Unfortunately, the process of making contact was and continues to be somewhat tedious, and we strongly suspect that this is why, as of the time of publishing this information along with the related article 48 hours after our first contact attempt, we have not had any response from them.
The only specific communications channel that we could find for reporting security issues was a web-based form. In general, we would much prefer a simple e-mail address, but a web form obviously shouldn't be too much of a problem for us to deal with.
Unfortunately, this contact form was badly designed.
Firstly, it relies on Javascript for it's operation and after spending some time filling it in, upon trying to submit it we were told that one of the fields that we had indeed dutifully filled in was required. The system seemed to be treating it as if it was empty.
As if this wasn't tedious enough, the form also requires the user to complete a captcha, which is already quite irritating and tiresome the first time you have to do it. Second and subsequent attempts because the form didn't submit properly on previous attempts quickly become even more tiresome.
But that's not all. The form is painted over the main webpage content, and whilst trying to de-focus all of the fields to debug the spurious 'required field' message, we clicked to the side of it, which promptly made the whole form - along with the data we had entered - disappear completely.
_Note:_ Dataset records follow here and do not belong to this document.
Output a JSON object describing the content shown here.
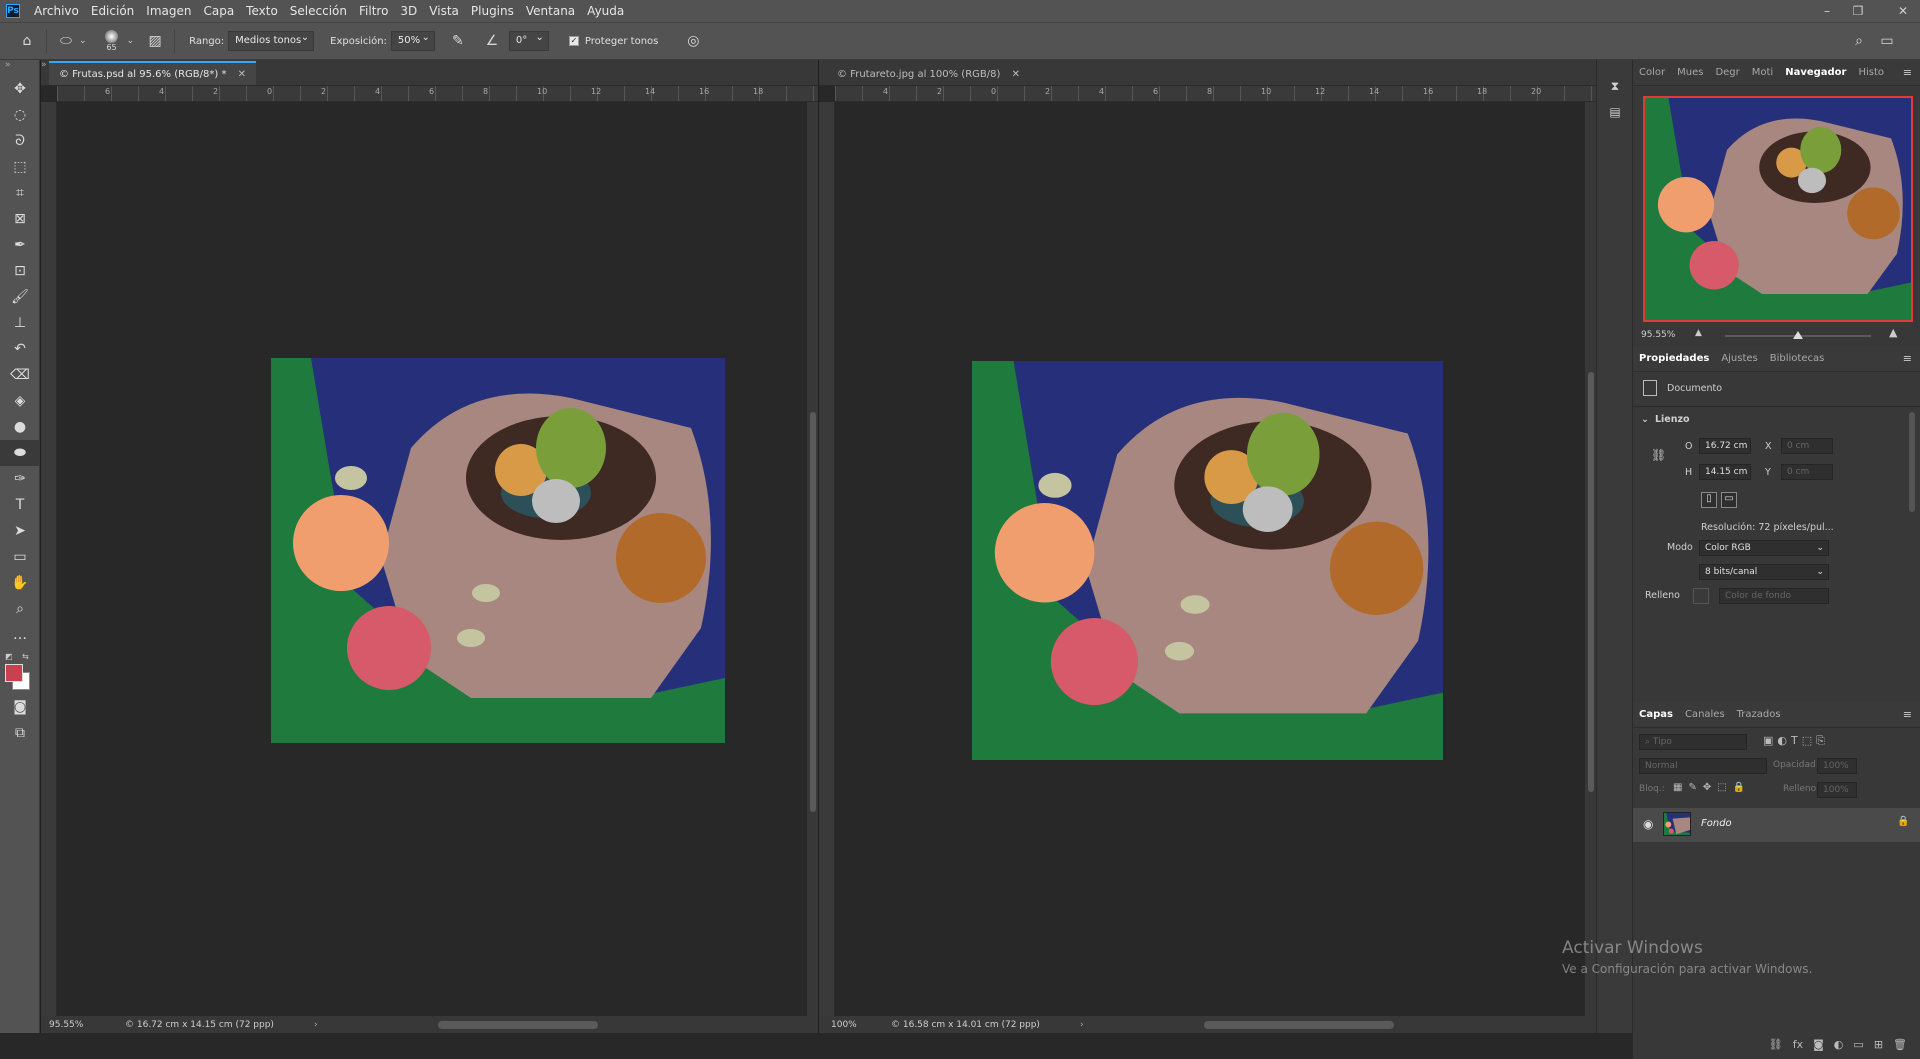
{
  "menu": {
    "logo": "Ps",
    "items": [
      "Archivo",
      "Edición",
      "Imagen",
      "Capa",
      "Texto",
      "Selección",
      "Filtro",
      "3D",
      "Vista",
      "Plugins",
      "Ventana",
      "Ayuda"
    ]
  },
  "options_bar": {
    "brush_size": "65",
    "range_label": "Rango:",
    "range_value": "Medios tonos",
    "exposure_label": "Exposición:",
    "exposure_value": "50%",
    "angle_value": "0°",
    "protect_label": "Proteger tonos"
  },
  "doc1": {
    "tab_title": "© Frutas.psd al 95.6% (RGB/8*) *",
    "zoom": "95.55%",
    "size_info": "© 16.72 cm x 14.15 cm (72 ppp)",
    "ruler_labels": [
      "6",
      "4",
      "2",
      "0",
      "2",
      "4",
      "6",
      "8",
      "10",
      "12",
      "14",
      "16",
      "18"
    ]
  },
  "doc2": {
    "tab_title": "© Frutareto.jpg al 100% (RGB/8)",
    "zoom": "100%",
    "size_info": "© 16.58 cm x 14.01 cm (72 ppp)",
    "ruler_labels": [
      "4",
      "2",
      "0",
      "2",
      "4",
      "6",
      "8",
      "10",
      "12",
      "14",
      "16",
      "18",
      "20"
    ]
  },
  "right_panel": {
    "top_tabs": [
      "Color",
      "Mues",
      "Degr",
      "Moti",
      "Navegador",
      "Histo"
    ],
    "active_top_tab": "Navegador",
    "nav_zoom": "95.55%",
    "prop_tabs": [
      "Propiedades",
      "Ajustes",
      "Bibliotecas"
    ],
    "document_label": "Documento",
    "canvas_section": "Lienzo",
    "width_label": "O",
    "width_value": "16.72 cm",
    "height_label": "H",
    "height_value": "14.15 cm",
    "x_label": "X",
    "x_value": "0 cm",
    "y_label": "Y",
    "y_value": "0 cm",
    "resolution": "Resolución:  72 píxeles/pul...",
    "mode_label": "Modo",
    "mode_value": "Color RGB",
    "bits_value": "8 bits/canal",
    "fill_label": "Relleno",
    "fill_value": "Color de fondo",
    "layer_tabs": [
      "Capas",
      "Canales",
      "Trazados"
    ],
    "filter_placeholder": "Tipo",
    "blend_mode": "Normal",
    "opacity_label": "Opacidad:",
    "opacity_value": "100%",
    "lock_label": "Bloq.:",
    "fill2_label": "Relleno:",
    "fill2_value": "100%",
    "layer_name": "Fondo"
  },
  "watermark": {
    "line1": "Activar Windows",
    "line2": "Ve a Configuración para activar Windows."
  }
}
Also, for some reason the field for the actual main text of the bug report is only a single line high. This makes entering and editing text interactively somewhat cumbersome, but even pasting in text from an external document is a bad experience because it doesn't allow for line breaks. So you can't be sure that your neatly formatted list of steps to reproduce the bug will be easily comprehensible if and when it's eventually received.
Honestly, when presented with a system like this, it's easy to feel as if our time is just being wasted, and that the burden of avoiding unwanted form submissions is being passed from the recipient to the sender.
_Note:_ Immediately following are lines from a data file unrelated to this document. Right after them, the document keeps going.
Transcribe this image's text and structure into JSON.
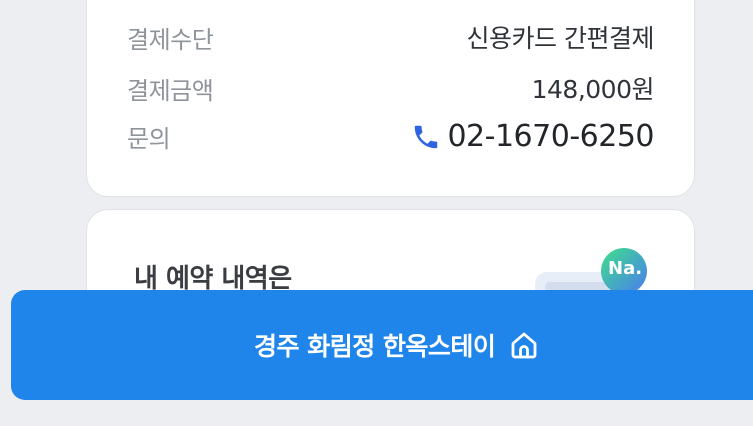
{
  "payment": {
    "method_label": "결제수단",
    "method_value": "신용카드 간편결제",
    "amount_label": "결제금액",
    "amount_value": "148,000원",
    "inquiry_label": "문의",
    "inquiry_phone": "02-1670-6250"
  },
  "reservation": {
    "title": "내 예약 내역은",
    "badge_text": "Na."
  },
  "bottom_bar": {
    "label": "경주 화림정 한옥스테이",
    "icon": "home-icon",
    "color": "#1f85ea"
  },
  "colors": {
    "background": "#eceef1",
    "phone_icon": "#2f63e0"
  }
}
Eventually the request to complete yet another captcha became too much, so we decided to find an e-mail address and try to make contact that way.
We found what seemed like the most generic contact address published, and send a short e-mail explaining that we had discovered a security bug, that we hadn't been able to use to contact form to submit the details, and asking for an e-mail address to send further details to. A very simple request.
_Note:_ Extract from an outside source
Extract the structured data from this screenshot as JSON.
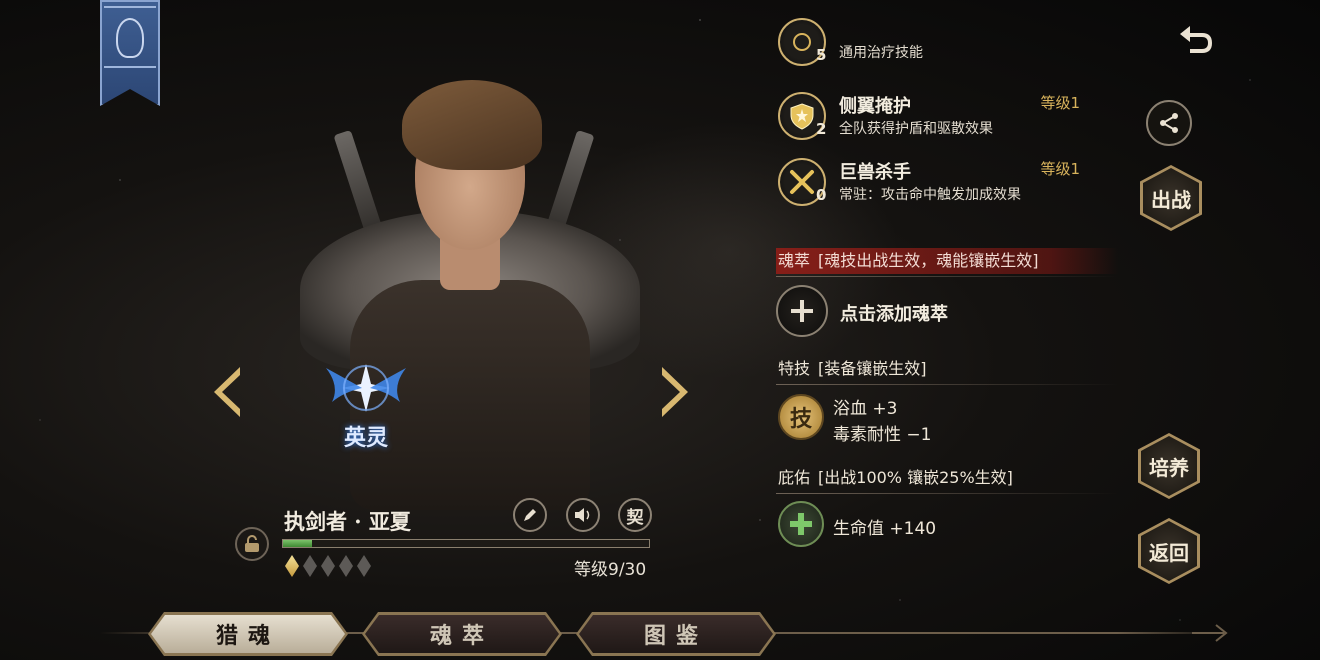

Our outbound SMTP server logs show that our e-mail was accepted by the receiving SMTP server with a 250 response code at 21:53:23 UTC on 20230403.
Yet 48 hours later, nobody from Teltonika Networks has contacted us.
Maybe our e-mail has failed to pass an over-zealous filter, and is sitting in a junk folder somewhere.
The upshot of all this is that if you are a company in the IT industry, it's a good idea to regularly check that your communication channels for important issues such as vulnerability reporting are open, fully accessible, and do not place an undue burden on people trying to report issues for your benefit!
Here at Exotic Silicon, we test a lot of equipment in a lot of different configurations. We find bugs, and we don't mind spending a few minutes to pass this information to the manufacturers.
But we have work to do, and solving captchas and navigating awkward webpages is a pure waste of our time.